Since late 2015, Abyssinian Kitchen has been one of the city’s finest spots for Ethiopian food. Sitting in a converted house in Southeast Portland, rooms were converted into dining spaces, where servers would deliver platters of wots and tibs surrounded by little rolls of injera.
However, that little house, where customers would sit on the porch and eat sambusas, will no longer house chef Elsa Wolday and her restaurant: according to a statement posted on social media, Abyssinian Kitchen has left the space, and the team hopes to reopen in a new location after the pandemic ends. “After carefully weighing in on COVID-19 restaurant operating guidelines we’re resigned to the fact that it would be nearly impossible for us to operate safely and successfully in the current space we occupy,” the statement from the restaurant reads. “We plan to re-open in a different setting and at a different location on the other side of this pandemic.” It’s unclear if the team has landed on a new space.

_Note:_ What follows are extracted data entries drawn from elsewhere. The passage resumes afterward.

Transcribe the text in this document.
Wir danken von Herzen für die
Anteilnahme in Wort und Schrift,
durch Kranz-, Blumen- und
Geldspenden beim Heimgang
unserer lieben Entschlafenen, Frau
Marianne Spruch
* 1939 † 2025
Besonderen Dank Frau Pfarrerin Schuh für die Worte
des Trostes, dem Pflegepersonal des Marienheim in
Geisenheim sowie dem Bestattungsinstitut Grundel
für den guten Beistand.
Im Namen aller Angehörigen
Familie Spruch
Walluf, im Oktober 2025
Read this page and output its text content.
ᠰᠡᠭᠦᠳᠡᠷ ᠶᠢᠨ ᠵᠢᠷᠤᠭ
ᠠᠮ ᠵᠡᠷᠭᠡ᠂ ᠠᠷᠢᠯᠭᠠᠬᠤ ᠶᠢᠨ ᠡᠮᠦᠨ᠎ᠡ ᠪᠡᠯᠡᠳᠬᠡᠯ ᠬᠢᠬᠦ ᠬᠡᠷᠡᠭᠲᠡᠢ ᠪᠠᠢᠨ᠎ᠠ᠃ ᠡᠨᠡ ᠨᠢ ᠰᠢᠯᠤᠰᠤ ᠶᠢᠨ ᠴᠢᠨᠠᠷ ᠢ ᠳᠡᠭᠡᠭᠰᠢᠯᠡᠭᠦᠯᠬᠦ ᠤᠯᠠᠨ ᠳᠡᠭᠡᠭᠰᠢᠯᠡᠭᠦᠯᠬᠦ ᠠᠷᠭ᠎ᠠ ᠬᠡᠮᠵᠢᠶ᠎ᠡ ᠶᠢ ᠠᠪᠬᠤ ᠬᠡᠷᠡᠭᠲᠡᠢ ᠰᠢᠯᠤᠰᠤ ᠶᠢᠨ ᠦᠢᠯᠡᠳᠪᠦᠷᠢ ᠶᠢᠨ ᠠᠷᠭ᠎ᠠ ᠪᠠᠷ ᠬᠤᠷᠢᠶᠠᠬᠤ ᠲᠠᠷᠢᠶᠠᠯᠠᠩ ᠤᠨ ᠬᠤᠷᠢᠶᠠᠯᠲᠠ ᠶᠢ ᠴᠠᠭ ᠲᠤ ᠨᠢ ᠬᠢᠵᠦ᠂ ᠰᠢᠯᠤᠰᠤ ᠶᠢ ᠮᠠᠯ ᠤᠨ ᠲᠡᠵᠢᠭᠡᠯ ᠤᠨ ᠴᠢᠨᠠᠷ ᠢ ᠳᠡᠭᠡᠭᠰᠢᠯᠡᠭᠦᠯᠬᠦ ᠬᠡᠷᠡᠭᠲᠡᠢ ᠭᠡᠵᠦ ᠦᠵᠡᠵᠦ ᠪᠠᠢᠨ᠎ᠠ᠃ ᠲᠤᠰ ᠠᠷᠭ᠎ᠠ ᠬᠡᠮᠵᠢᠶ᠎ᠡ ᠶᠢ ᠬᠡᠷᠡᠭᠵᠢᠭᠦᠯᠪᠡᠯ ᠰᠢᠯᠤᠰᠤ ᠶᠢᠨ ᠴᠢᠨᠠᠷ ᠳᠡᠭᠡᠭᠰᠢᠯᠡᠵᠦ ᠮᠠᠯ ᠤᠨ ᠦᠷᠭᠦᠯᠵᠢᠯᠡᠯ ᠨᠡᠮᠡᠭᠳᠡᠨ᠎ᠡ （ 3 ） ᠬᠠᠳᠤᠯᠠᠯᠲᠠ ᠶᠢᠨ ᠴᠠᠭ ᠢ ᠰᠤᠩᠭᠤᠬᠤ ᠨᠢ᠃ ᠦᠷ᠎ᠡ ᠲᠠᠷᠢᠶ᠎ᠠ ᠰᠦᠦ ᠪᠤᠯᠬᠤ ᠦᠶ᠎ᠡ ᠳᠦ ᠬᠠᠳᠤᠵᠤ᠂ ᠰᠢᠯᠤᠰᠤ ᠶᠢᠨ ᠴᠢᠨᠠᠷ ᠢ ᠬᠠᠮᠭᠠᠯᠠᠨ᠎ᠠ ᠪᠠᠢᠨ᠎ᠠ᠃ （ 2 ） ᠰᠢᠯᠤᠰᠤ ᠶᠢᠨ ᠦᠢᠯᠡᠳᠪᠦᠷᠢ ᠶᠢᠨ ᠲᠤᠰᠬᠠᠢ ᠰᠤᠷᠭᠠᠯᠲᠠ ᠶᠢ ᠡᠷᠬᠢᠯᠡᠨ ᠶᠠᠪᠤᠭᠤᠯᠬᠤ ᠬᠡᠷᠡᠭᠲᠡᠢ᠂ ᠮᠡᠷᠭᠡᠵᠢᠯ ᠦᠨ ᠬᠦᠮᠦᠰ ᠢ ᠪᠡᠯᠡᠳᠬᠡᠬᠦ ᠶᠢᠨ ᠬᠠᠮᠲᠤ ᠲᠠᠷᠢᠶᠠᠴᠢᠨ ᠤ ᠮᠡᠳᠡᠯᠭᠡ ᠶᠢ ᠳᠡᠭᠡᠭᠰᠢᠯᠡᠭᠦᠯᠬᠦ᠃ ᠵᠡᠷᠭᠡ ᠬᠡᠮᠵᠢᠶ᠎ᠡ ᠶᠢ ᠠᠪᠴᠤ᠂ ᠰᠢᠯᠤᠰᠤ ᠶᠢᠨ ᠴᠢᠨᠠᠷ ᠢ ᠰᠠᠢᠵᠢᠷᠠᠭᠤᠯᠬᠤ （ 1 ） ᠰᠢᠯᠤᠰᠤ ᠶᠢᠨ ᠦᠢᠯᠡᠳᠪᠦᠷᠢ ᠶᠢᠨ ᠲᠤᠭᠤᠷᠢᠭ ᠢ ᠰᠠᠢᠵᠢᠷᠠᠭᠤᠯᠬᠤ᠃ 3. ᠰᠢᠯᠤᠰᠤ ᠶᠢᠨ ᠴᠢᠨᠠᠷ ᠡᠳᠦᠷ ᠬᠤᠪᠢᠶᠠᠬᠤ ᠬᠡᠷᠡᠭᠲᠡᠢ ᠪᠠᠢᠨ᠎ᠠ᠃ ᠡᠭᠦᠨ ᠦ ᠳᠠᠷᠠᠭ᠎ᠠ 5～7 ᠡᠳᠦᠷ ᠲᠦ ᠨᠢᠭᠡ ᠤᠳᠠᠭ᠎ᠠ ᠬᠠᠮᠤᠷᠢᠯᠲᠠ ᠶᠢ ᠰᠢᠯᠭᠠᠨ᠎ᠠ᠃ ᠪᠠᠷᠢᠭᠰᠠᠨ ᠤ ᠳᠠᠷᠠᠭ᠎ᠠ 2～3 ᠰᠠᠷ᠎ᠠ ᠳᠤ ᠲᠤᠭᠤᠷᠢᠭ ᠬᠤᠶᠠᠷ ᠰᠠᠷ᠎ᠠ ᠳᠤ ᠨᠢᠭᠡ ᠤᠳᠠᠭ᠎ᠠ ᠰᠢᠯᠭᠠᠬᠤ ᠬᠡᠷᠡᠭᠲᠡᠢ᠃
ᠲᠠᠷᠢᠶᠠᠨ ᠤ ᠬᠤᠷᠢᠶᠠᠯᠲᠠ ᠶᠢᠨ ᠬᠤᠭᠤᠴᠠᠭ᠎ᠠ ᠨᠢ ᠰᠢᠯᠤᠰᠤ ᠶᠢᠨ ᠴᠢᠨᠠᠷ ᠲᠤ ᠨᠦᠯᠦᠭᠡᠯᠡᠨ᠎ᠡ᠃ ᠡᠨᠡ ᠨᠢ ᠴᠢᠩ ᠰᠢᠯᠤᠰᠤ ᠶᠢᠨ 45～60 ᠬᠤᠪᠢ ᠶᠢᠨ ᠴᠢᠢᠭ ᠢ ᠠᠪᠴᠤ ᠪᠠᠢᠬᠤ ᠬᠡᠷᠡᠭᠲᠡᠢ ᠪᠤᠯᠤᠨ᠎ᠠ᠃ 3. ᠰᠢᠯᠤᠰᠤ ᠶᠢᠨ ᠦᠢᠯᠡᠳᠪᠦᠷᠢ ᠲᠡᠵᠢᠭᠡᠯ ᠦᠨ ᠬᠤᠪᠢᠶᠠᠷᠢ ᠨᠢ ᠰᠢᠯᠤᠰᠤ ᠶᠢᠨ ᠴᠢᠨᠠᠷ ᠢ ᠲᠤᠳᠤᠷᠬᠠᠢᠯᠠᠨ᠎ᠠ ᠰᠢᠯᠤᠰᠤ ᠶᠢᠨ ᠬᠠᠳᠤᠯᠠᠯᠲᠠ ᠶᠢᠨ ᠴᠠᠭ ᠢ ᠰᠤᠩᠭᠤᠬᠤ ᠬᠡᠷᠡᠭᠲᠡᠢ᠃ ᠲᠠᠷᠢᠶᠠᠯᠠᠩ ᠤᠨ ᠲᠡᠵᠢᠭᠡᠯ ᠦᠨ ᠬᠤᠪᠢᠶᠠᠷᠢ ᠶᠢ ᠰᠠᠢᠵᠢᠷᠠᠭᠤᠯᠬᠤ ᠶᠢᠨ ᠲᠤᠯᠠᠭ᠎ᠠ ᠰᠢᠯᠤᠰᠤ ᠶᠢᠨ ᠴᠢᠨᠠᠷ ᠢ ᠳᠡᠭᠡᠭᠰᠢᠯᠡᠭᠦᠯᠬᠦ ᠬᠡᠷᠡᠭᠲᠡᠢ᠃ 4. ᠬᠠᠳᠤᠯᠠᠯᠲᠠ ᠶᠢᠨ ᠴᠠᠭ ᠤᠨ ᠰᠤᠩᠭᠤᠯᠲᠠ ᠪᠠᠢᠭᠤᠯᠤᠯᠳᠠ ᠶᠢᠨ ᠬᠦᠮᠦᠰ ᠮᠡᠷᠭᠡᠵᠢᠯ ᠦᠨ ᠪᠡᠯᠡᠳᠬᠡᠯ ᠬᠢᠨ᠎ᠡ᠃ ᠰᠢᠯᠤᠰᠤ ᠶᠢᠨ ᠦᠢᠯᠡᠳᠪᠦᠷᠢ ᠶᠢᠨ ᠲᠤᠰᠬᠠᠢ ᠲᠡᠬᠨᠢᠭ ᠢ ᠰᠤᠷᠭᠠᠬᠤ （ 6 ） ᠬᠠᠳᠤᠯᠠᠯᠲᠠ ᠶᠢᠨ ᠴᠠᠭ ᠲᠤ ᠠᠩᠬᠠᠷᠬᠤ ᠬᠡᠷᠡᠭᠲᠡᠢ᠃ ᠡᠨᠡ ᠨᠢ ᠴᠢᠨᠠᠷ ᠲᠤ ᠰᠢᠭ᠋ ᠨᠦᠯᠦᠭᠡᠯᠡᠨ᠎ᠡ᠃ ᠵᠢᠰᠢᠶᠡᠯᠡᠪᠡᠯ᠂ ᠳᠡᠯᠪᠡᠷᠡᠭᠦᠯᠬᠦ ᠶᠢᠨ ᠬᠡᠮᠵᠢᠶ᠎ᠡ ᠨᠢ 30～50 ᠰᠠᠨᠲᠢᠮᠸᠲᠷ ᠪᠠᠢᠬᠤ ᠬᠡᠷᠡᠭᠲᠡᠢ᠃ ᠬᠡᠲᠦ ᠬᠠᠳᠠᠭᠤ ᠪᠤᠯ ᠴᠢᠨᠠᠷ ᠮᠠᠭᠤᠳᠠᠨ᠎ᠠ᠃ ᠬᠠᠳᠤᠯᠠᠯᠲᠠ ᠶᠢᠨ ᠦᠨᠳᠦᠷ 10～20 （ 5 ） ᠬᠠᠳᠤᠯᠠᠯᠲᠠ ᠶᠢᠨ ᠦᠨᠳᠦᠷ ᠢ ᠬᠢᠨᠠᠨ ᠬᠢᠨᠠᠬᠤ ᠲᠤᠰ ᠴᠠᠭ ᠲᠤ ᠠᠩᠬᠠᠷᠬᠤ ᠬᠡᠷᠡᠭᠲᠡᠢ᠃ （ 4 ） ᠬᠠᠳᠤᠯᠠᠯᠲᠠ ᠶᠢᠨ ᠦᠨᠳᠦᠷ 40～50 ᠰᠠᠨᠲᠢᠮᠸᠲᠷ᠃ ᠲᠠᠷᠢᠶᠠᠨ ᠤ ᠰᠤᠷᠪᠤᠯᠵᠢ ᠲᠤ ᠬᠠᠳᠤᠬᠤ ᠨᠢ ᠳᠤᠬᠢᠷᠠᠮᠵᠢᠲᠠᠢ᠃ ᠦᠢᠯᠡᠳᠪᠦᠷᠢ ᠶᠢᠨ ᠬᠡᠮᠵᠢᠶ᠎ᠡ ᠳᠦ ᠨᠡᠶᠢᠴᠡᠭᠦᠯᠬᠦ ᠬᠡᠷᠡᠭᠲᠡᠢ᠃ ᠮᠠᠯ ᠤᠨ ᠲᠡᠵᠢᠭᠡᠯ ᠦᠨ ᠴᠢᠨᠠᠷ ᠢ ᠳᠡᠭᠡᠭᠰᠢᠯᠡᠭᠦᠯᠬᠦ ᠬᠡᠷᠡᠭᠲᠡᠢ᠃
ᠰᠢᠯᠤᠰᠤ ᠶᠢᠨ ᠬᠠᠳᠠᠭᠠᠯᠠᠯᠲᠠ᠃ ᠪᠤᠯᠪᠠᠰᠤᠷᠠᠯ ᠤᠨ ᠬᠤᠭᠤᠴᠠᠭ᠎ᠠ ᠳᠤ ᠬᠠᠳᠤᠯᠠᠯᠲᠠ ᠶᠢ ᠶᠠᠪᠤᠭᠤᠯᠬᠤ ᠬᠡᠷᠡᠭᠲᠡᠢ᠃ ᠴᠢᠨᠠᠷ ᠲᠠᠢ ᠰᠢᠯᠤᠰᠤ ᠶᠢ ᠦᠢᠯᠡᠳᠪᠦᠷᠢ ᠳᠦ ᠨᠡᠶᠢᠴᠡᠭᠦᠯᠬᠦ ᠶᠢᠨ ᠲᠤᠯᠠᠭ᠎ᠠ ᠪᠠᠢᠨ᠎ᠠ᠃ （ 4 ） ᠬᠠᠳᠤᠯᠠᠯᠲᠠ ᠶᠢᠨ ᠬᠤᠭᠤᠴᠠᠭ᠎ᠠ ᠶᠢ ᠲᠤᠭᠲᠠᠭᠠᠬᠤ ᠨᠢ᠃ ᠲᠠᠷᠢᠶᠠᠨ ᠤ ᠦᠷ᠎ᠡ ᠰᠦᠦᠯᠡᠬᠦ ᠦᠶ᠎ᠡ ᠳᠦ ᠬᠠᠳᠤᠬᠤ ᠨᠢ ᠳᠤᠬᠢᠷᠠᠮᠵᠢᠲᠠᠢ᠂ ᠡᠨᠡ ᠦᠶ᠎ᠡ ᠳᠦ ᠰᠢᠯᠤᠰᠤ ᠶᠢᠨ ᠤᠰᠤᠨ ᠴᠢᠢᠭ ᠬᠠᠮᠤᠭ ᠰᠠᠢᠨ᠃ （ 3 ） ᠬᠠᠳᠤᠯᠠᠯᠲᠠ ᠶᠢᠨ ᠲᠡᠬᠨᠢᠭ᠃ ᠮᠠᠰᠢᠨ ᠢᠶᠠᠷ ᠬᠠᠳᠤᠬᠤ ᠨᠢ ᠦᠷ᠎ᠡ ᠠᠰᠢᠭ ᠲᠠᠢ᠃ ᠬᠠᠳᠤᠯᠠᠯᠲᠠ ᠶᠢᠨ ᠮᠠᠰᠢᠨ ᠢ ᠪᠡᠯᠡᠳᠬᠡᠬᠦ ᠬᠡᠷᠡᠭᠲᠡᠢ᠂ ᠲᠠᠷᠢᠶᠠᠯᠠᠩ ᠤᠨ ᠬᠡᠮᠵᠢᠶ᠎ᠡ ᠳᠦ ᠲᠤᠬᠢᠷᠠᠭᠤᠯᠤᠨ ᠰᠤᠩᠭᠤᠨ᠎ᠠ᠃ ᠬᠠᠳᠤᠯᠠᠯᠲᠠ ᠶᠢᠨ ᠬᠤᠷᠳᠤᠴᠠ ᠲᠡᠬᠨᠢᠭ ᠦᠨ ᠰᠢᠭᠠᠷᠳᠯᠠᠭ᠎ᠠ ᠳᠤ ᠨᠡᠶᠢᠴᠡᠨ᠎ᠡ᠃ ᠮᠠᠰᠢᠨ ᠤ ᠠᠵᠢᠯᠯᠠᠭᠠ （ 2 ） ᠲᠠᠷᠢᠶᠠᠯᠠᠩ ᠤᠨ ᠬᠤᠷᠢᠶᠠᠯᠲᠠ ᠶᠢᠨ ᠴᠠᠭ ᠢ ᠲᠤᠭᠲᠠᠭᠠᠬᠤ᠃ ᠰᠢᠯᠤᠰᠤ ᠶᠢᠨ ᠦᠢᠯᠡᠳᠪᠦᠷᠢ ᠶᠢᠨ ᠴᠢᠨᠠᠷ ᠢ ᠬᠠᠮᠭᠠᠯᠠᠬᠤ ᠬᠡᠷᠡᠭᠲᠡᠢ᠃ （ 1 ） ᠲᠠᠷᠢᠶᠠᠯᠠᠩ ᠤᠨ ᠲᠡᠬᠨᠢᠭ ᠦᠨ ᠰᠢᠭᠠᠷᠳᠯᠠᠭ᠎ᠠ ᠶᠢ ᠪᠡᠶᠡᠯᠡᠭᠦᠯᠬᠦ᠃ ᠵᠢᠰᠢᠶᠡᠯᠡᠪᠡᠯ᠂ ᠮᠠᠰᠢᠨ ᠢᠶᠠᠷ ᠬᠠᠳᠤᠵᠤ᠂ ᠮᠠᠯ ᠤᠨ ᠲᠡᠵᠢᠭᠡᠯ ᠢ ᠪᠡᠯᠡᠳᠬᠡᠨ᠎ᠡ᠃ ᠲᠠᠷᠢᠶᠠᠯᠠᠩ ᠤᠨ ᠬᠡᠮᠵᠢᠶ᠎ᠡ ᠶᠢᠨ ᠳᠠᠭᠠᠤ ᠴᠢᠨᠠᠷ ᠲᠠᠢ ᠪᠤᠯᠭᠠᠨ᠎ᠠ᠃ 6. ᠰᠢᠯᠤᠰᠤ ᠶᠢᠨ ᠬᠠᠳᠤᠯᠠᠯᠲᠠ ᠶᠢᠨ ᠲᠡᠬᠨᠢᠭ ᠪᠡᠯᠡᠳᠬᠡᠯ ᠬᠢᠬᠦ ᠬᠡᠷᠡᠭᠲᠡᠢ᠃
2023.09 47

Wolday’s multifaceted, layered dishes made the restaurant a favorite among Portlanders and critics; the Oregonian named it one of the best new restaurants of 2016, and Eater Portland listed the restaurant on its map of essential Portland restaurants. The restaurant closed temporarily closed on March 14, hoping to reopen a few months later. By July, with COVID-19 continuing to spread throughout the state, the team decided to simply leave the space.
Wolday has not responded to requests for comment; this story will be updated with more information.